我站在門口,后背抵著門框,感覺自己的雙腿有些發軟。
“你說什么?”我的聲音聽起來不像自己的,干澀、沙啞,像是從很遠的地方傳來的。
林悅沒有抬頭,只是把臉埋進膝蓋里,肩膀劇烈地聳動著。她的聲音悶悶的,帶著哭腔:“我殺了他……我不是故意的……我真的不是故意的……”
“殺了誰?”
“周磊。”林婉替她回答了,聲音里帶著一種奇怪的平靜,像是已經接受了某個無法改變的事實,“她之前的男朋友。”
周磊。
這個名字我有印象。
林婉曾經跟我提過一次,說她妹妹交了個男朋友,家里是做建材生意的,條件不錯,但對林悅不太好,經常動手。我當時還說,既然這樣就讓林悅離開他,林婉苦笑著說,哪有那么容易。
沒想到,事情會發展到這一步。
“怎么回事?”我盡量讓自己的聲音保持穩定,“從頭說,說清楚。”
林悅沒有回答,只是哭。林婉拍了拍她的背,深吸一口氣,替我講述了事情的經過。
故事并不復雜,甚至可以說是老套。
林悅和周磊在一起三年。周磊家里有錢,人也長得帥,但脾氣暴躁,控制欲極強。他不允許林悅跟任何異性接觸,甚至不允許她單獨出門。林悅的手機他要查,聊天記錄他要看,連她上班的時候他都要不定時視頻查崗。

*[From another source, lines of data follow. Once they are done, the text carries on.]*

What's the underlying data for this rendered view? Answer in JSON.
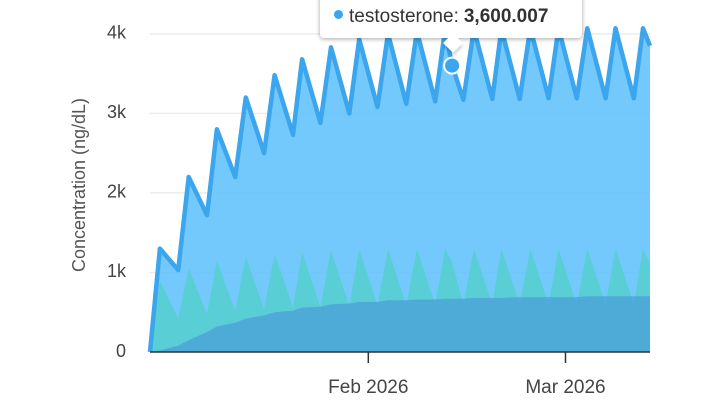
{
  "chart_data": {
    "type": "area",
    "ylabel": "Concentration (ng/dL)",
    "x": [
      0,
      1.4,
      4.0,
      5.5,
      8.1,
      9.5,
      12.1,
      13.6,
      16.2,
      17.7,
      20.3,
      21.6,
      24.2,
      25.7,
      28.3,
      29.7,
      32.3,
      33.8,
      36.4,
      37.9,
      40.5,
      41.9,
      42.9,
      44.5,
      46.0,
      48.6,
      49.9,
      52.5,
      54.0,
      56.6,
      58.0,
      60.6,
      62.1,
      64.7,
      66.1,
      68.7,
      70.0,
      71
    ],
    "xlim": [
      0,
      71
    ],
    "xticks": [
      {
        "value": 31,
        "label": "Feb 2026"
      },
      {
        "value": 59,
        "label": "Mar 2026"
      }
    ],
    "ylim": [
      0,
      4400
    ],
    "yticks": [
      0,
      {
        "value": 1000,
        "label": "1k"
      },
      {
        "value": 2000,
        "label": "2k"
      },
      {
        "value": 3000,
        "label": "3k"
      },
      {
        "value": 4000,
        "label": "4k"
      }
    ],
    "grid": true,
    "series": [
      {
        "name": "testosterone",
        "color": "#3ba6ee",
        "values": [
          0,
          1300,
          1030,
          2200,
          1720,
          2800,
          2200,
          3200,
          2500,
          3480,
          2730,
          3680,
          2880,
          3830,
          3000,
          3930,
          3080,
          4000,
          3120,
          4030,
          3150,
          4050,
          3600.007,
          3170,
          4060,
          3180,
          4060,
          3180,
          4070,
          3190,
          4070,
          3190,
          4070,
          3190,
          4070,
          3190,
          4070,
          3850
        ],
        "value_labels": [
          null,
          null,
          null,
          null,
          null,
          null,
          null,
          null,
          null,
          null,
          null,
          null,
          null,
          null,
          null,
          null,
          null,
          null,
          null,
          null,
          null,
          null,
          "3,600.007",
          null,
          null,
          null,
          null,
          null,
          null,
          null,
          null,
          null,
          null,
          null,
          null,
          null,
          null,
          null
        ]
      },
      {
        "color": "#4fd1c5",
        "values": [
          0,
          900,
          420,
          1050,
          480,
          1150,
          520,
          1200,
          540,
          1240,
          560,
          1260,
          570,
          1280,
          580,
          1290,
          590,
          1300,
          590,
          1300,
          600,
          1300,
          1130,
          600,
          1300,
          600,
          1300,
          600,
          1300,
          600,
          1300,
          600,
          1300,
          600,
          1300,
          600,
          1300,
          1100
        ]
      },
      {
        "color": "#4b9fd8",
        "values": [
          0,
          20,
          80,
          150,
          250,
          320,
          370,
          420,
          460,
          500,
          520,
          560,
          570,
          600,
          610,
          630,
          630,
          650,
          650,
          660,
          660,
          670,
          670,
          670,
          680,
          680,
          680,
          690,
          690,
          690,
          690,
          690,
          700,
          700,
          700,
          700,
          700,
          700
        ]
      }
    ]
  }
}
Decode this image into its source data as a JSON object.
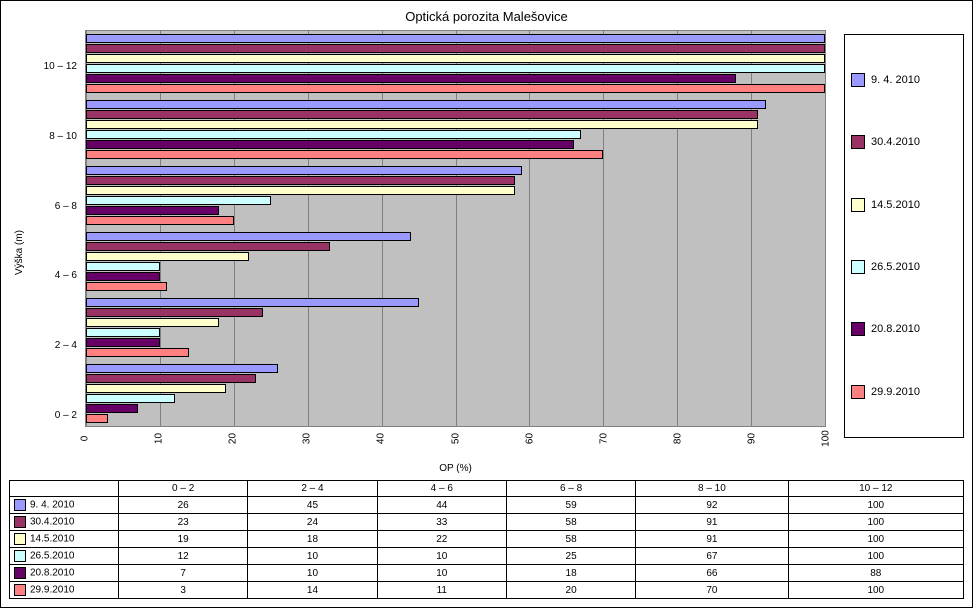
{
  "title": "Optická porozita Malešovice",
  "chart": {
    "type": "horizontal-grouped-bar",
    "xlabel": "OP (%)",
    "ylabel": "Výška (m)",
    "xlim": [
      0,
      100
    ],
    "xtick_step": 10,
    "xticks": [
      0,
      10,
      20,
      30,
      40,
      50,
      60,
      70,
      80,
      90,
      100
    ],
    "background_color": "#c0c0c0",
    "grid_color": "#808080",
    "bar_border": "#000000",
    "categories": [
      "0 – 2",
      "2 – 4",
      "4 – 6",
      "6 – 8",
      "8 – 10",
      "10 – 12"
    ],
    "series": [
      {
        "key": "s1",
        "label": "9. 4. 2010",
        "color": "#9999ff",
        "values": [
          26,
          45,
          44,
          59,
          92,
          100
        ]
      },
      {
        "key": "s2",
        "label": "30.4.2010",
        "color": "#993366",
        "values": [
          23,
          24,
          33,
          58,
          91,
          100
        ]
      },
      {
        "key": "s3",
        "label": "14.5.2010",
        "color": "#ffffcc",
        "values": [
          19,
          18,
          22,
          58,
          91,
          100
        ]
      },
      {
        "key": "s4",
        "label": "26.5.2010",
        "color": "#ccffff",
        "values": [
          12,
          10,
          10,
          25,
          67,
          100
        ]
      },
      {
        "key": "s5",
        "label": "20.8.2010",
        "color": "#660066",
        "values": [
          7,
          10,
          10,
          18,
          66,
          88
        ]
      },
      {
        "key": "s6",
        "label": "29.9.2010",
        "color": "#ff8080",
        "values": [
          3,
          14,
          11,
          20,
          70,
          100
        ]
      }
    ]
  },
  "table": {
    "columns": [
      "0 – 2",
      "2 – 4",
      "4 – 6",
      "6 – 8",
      "8 – 10",
      "10 – 12"
    ],
    "rows": [
      {
        "label": "9. 4. 2010",
        "swatch": "#9999ff",
        "cells": [
          26,
          45,
          44,
          59,
          92,
          100
        ]
      },
      {
        "label": "30.4.2010",
        "swatch": "#993366",
        "cells": [
          23,
          24,
          33,
          58,
          91,
          100
        ]
      },
      {
        "label": "14.5.2010",
        "swatch": "#ffffcc",
        "cells": [
          19,
          18,
          22,
          58,
          91,
          100
        ]
      },
      {
        "label": "26.5.2010",
        "swatch": "#ccffff",
        "cells": [
          12,
          10,
          10,
          25,
          67,
          100
        ]
      },
      {
        "label": "20.8.2010",
        "swatch": "#660066",
        "cells": [
          7,
          10,
          10,
          18,
          66,
          88
        ]
      },
      {
        "label": "29.9.2010",
        "swatch": "#ff8080",
        "cells": [
          3,
          14,
          11,
          20,
          70,
          100
        ]
      }
    ]
  }
}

林悅想過分手,但每次提出來,周磊就會暴怒,摔東西、砸家具,有一次還掐著她的脖子把她按在墻上,威脅說如果她敢離開,就殺了她全家。
林悅害怕了,她不敢再提分手,只能忍著。
直到兩個月前,她發現自己懷孕了。
她以為有了孩子,周磊會收斂一些,會對她好一點。她把消息告訴周磊的時候,周磊確實很高興,還說要娶她。但沒過多久,他就故態復萌,甚至變本加厲。有一次因為一件小事,他一腳踹在林悅的肚子上,導致她流產了。
林悅在醫院躺了一個星期,周磊一次都沒來看過。
出院之后,林悅徹底死心了。她趁周磊出差的機會,收拾了自己的東西,跑到了廣州,投奔她唯一信任的人——姐姐林婉。
但周磊很快就找到了她。
他在林婉家樓下蹲守了兩天,摸清了林婉的作息時間,然后在一天晚上,趁林婉加班不在家,敲開了門。
“那天晚上,我一個人在家。”林悅終于開口了,聲音沙啞得像是砂紙磨過的,“他說要帶我回去,我說我不回去。他一開始還好言好語地哄我,說他知道錯了,以后再也不會打我罵我了,讓我給他一次機會。”
“我不信他,我說什么也不跟他走。他的臉色就變了,開始罵我,說我不知好歹,說我是個婊子,說我在外面勾引男人。他越說越難聽,后來就開始動手。”
“他打了我一巴掌,然后揪著我的頭發往墻上撞。我拼命反抗,但他力氣太大了,我根本掙不開。我摸到床頭柜上有一個花瓶,就……就砸了過去。”
說到這里,她停住了,整個人又開始發抖。
“然后呢?”我追問。
“花瓶碎了,他也松手了。”林悅的聲音越來越小,“他捂著腦袋,血從他的指縫里流出來。他看著我,眼睛瞪得很大,然后就倒在地上了。”
“我叫他的名字,他沒有反應。我推了推他,他還是沒有反應。我摸了摸他的鼻子……沒有呼吸了。”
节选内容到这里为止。